Os bósnios eram separados por gênero e enviados para a execução. Não preciso nem mencionar a quantidade de estupros cometidos contra mulheres e crianças. Em outra ala da galeria é exibido um documentário mostrando corpos sendo retirados das valas, tendo a ossada separada e cientisitas tentando identificar quem eram estas pessoas. No video, eles explicam que para encobrir o crime, as pessoas eram jogadas em valas comuns, alguns eram até enterrados vivos. Isso dificultou o trabalho da perícia, tanto que muitos dos corpos jamais foram encontrados ou sequer identificados. Nas palavras do juíz Fouad Riadque julgou o caso como crime de guerra: milhares de homens executados e enterrados em valas comuns, centenas de homens enterrados vivos, homens e mulheres mutilados e massacrados, crianças mortas diante das mães.” Mesmo depois do acordo de paz assinado, os corpos foram removidos de valas e escondidos em locais secretos para impossibilitar ainda mais as investigações.
O vídeo fica pior, quando mostra um menino tentando escapar dos snipers para pegar água, e na volta é baleado na cabeça, enquanto seu pai chora com ele nos braços, trechos da música Miss Sarajevo toca ao fundo. É algo muito pesado de ver.
Há o depoimento de um dos investigadores: “encontrávamos apenas 110 corpos amontoados em um local onde nossas informações indicavam que 1.200 pessoas haviam sido assassinadas. E alguns desses corpos tinham sido partidos com tratores. Então era óbvio que tinham sido removidos.” A quem se interessar no depoimento completo, deixo um link para sua entrevista aqui.
Como visitei a galeria em 2016, estava acontecendo uma exposição Greetings from Sarajevo 1993, onde diversas peças publicitárias ocidentais, bem como o logo da coca-cola, ou até a capa de um álbum do Pink Floyd foram refeitos fazendo uma crítica muito forte aos acontecimentos e a posição da mídia em minimalizar os acontecimentos. O Massacre de Srebrenica colocou em xeque na época a atuação nos Balcãs, tanto da ONU, quanto dos Estados Unidos e da OTAN (Aliança Militar do Tratado do Atlântico Norte). O genocídio foi realizado em um território sob proteção internacional.
Christina Schmidt, uma enfermeira de origem alemã, liderou uma equipe dos Médicos Sem Fronteiras em Sbrenica. Ela enviou seu relato por rádio para o escritório de Belgrado de sua organização, que transmitiu para a imprensa mundial.

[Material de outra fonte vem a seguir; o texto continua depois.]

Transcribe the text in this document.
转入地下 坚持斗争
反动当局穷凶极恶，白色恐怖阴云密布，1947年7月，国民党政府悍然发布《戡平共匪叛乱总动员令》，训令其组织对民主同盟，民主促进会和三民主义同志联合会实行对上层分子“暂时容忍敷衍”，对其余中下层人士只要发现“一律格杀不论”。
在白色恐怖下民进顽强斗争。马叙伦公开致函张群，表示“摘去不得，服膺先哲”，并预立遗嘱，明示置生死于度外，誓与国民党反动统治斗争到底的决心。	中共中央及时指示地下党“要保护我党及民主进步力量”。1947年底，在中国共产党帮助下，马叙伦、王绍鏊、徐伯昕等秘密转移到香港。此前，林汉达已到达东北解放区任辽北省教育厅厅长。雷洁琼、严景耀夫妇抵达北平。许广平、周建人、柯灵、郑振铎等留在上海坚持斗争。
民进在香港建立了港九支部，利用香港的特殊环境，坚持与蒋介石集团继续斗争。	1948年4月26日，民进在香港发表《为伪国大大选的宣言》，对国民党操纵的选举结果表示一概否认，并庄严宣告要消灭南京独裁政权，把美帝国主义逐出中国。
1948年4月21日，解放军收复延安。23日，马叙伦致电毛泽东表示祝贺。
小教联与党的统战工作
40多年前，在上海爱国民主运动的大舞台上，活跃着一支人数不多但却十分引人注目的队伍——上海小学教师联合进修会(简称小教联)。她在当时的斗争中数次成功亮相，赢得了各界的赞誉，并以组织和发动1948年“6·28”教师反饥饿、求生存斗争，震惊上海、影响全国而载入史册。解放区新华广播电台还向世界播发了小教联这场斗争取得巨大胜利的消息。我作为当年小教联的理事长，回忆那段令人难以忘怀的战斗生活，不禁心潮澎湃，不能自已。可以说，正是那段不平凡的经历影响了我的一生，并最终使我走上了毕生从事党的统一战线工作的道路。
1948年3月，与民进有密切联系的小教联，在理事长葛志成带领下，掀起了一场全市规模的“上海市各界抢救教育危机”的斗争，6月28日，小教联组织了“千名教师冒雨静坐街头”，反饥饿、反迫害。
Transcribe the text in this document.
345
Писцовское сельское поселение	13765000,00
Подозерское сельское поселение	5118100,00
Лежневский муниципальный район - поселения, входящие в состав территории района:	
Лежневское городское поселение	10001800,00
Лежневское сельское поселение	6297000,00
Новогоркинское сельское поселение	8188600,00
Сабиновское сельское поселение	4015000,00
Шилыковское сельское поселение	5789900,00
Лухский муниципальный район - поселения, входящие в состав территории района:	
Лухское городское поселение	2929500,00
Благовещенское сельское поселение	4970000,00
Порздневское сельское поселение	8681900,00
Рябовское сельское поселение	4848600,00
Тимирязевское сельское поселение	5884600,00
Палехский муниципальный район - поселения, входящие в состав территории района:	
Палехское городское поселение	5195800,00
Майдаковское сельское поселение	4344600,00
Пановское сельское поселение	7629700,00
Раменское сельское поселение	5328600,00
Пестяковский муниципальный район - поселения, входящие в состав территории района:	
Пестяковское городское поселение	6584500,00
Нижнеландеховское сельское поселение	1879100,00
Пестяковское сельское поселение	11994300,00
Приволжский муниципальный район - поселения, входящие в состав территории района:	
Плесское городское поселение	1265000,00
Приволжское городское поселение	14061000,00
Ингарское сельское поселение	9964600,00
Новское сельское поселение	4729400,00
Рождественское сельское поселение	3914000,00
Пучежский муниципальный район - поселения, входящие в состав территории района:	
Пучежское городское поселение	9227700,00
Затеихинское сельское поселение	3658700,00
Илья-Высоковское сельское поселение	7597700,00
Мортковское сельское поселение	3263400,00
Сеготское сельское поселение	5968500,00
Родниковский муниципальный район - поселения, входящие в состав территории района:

“Todo mundo deveria se sentir a violência nos rostos dos soldados do exército sérvio bósnio direcionando as pessoas como animais para os ônibus. Todo mundo que poderia ter impedido esse êxodo em massa deveria ser forçado a sentir o pânico e o desespero do povo.” (leia mais em: O Massacre de Srebrenica – um dos piores crimes de guerra da Europa)
O que mais enoja depois de tudo isso é que na prática, ninguém foi responsabilizado pelo genocídio. Em 2013 a Holanda foi responsabilizada pela morte de apenas 3 pessoas. E em 2015 a Rússia vetou a resolução no Conselho de Segurança da ONU que classificava este massacre como um crime de Guerra. Se você tiver a oportunidade de visitar Sarajevo, por favor não deixe de conhecer esta galeria. É um passeio que vai te deixar mal, mas algumas verdades precisamos enfrentar.
Essa visita me fez refletir muito sobre os horrores que diversos países estão enfrentando e a posição dos governos e da mídia perante estes acontecimentos. Isso me faz refletir muito quando leio comentários de pessoas falando que as torturas, massacres e ocultações de corpos durante o período da Ditadura no Brasil são apenas invenção, ou besteira. Já pararam pra pensar que uma guerra está acontecendo bem embaixo dos nossos narizes enquanto a nossa preocupação é quem vai ser expulso do Big Brother?